玄海「一也、死ぬと思う心に怯えるな、怯えれば見るものは見えず、聞くものは聞こえんぞ、心を空しゅうして心身を大気と一体化せよ。しかるのち、身を天命に委ねるのぢゃ!!」
一也「えーっとぉ、それは落ちて死ねっていうことなんですかぁ?」 ……と言うのは嘘だが、吊り橋から落としたら、どんな武術の達人だろうが死ぬっつーの。
一也を転落死させてしまい、警察の取調室で若い刑事に説教されて小さくなってる玄海の姿を思い浮かべ、思わずふふっとなってしまった管理人であった。
で、弁慶がロープから手を離したので、一也はまっさかさまに谷底へ。
だが、一也は落下の途中で横の崖に飛びつくことで、奇跡的に死を免れるのだった。
……
いや、だから、自由落下運動してる人間に、そんなこと無理ですってば!!
それはともかく、一也が思い出に浸っているうちに、ロープはどんどん切られ、
スパイダーババン「いよいよ最後の一本だ」
一也(助かる道はたったひとつ、あの人斬り扇風機の心棒に飛び降りることだ)
で、スパイダーババンが思い切りよく最後の一本を切り、一也の体が穴の中を落ちていくのだが、

スパイダーババン「はっはっはっはっ……」

スパンダーババン「……」
閉めるんかいっっっ!!! そう、呆れ返ったことに、スパイダーババンは一也の死を見届けずに蓋を閉めちゃうのである!!
さすがにこれは不自然だろう。
ま、顔の割りに繊細な神経の持ち主で、ズタズタに切り刻まれる一也の死体を見たくなかったのかもしれないが……
それはともかく、一也はあの修行の感覚を思い出し、見事に心棒の上に降り立つのだった。
ただ、位置的に、何もしないでも心棒のうえに落ちていたような気もするんだけどね。
で、前回、死体確認をちゃんとしろとテラーマクロが言っていたにも関わらず、スパイダーババンは一也の死も確かめずに次の仕事に取り掛かるのだった。
これのどこがA級怪人なのか、教えてもらいたいものである。
スパイダーババン、男女を倉庫の外に立たせ、ドグマ式相性テストの結果に基づく、新たなカップルの組み合わせを発表する。
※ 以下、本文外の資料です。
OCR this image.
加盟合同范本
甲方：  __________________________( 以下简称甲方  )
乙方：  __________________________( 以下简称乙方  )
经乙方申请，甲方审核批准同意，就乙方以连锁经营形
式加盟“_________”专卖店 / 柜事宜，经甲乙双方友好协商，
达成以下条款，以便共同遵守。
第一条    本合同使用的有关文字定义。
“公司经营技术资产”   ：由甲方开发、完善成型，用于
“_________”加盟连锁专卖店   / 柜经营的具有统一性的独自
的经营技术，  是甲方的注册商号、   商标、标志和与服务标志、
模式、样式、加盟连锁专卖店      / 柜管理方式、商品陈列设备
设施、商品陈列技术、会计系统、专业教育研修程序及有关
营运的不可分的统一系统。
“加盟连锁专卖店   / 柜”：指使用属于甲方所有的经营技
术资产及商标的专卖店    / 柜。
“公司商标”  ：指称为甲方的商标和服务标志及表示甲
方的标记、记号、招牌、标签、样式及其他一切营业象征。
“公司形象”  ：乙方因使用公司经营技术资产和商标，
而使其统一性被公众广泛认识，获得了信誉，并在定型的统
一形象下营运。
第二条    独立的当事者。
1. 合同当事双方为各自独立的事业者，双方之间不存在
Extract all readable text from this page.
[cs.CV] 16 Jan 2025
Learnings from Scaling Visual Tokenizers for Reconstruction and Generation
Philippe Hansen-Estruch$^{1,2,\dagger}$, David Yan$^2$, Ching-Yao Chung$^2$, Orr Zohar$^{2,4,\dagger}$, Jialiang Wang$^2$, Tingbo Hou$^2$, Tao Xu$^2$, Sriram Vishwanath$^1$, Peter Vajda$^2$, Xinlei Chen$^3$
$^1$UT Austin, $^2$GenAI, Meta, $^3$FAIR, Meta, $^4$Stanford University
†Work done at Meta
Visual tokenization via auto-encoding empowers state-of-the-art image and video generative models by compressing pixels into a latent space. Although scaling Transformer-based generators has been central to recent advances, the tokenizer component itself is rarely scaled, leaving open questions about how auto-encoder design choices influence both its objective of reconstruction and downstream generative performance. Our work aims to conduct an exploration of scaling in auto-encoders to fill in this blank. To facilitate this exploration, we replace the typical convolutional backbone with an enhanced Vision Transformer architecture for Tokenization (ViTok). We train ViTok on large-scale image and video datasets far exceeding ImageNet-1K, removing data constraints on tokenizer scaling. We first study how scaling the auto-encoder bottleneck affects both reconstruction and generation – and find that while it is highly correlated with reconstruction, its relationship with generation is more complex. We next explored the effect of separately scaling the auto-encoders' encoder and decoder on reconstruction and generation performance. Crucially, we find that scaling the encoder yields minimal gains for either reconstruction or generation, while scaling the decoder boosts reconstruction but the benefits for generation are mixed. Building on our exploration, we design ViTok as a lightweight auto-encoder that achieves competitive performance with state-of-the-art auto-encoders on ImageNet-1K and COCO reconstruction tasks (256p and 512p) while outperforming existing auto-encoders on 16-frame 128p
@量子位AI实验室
スパイダーババン「これから理想的なカップルを発表する、ナンバー14……」
これって、なんかもう、まるっきりバラエティー番組のノリだよね。

最初に呼ばれたのはハルミで、そのお相手に選ばれたのは、リーゼント頭の、とりとめのない顔をした兄ちゃんだった。
ハルミ「私、まだ結婚する気なんてないわよ」
女「ヨシオさん、いやだと言って、ねえ、ヨシオさん」
ヨシオ「……」
ヨシオ、言ったれよ。 ひょっとして、彼女よりハルミの方が良いかなとか思ってるのかもしれない。
若者たちの抗議の声には取り合わず、次々と番号を読み上げ、強引にカップルを成立させてしまうスパイダーババン。
ところで、今まであえて突っ込まなかったけど、本来連れてこられる筈の一也が抜けているのだから、男女の数はぴったり揃わないんじゃないかなぁ?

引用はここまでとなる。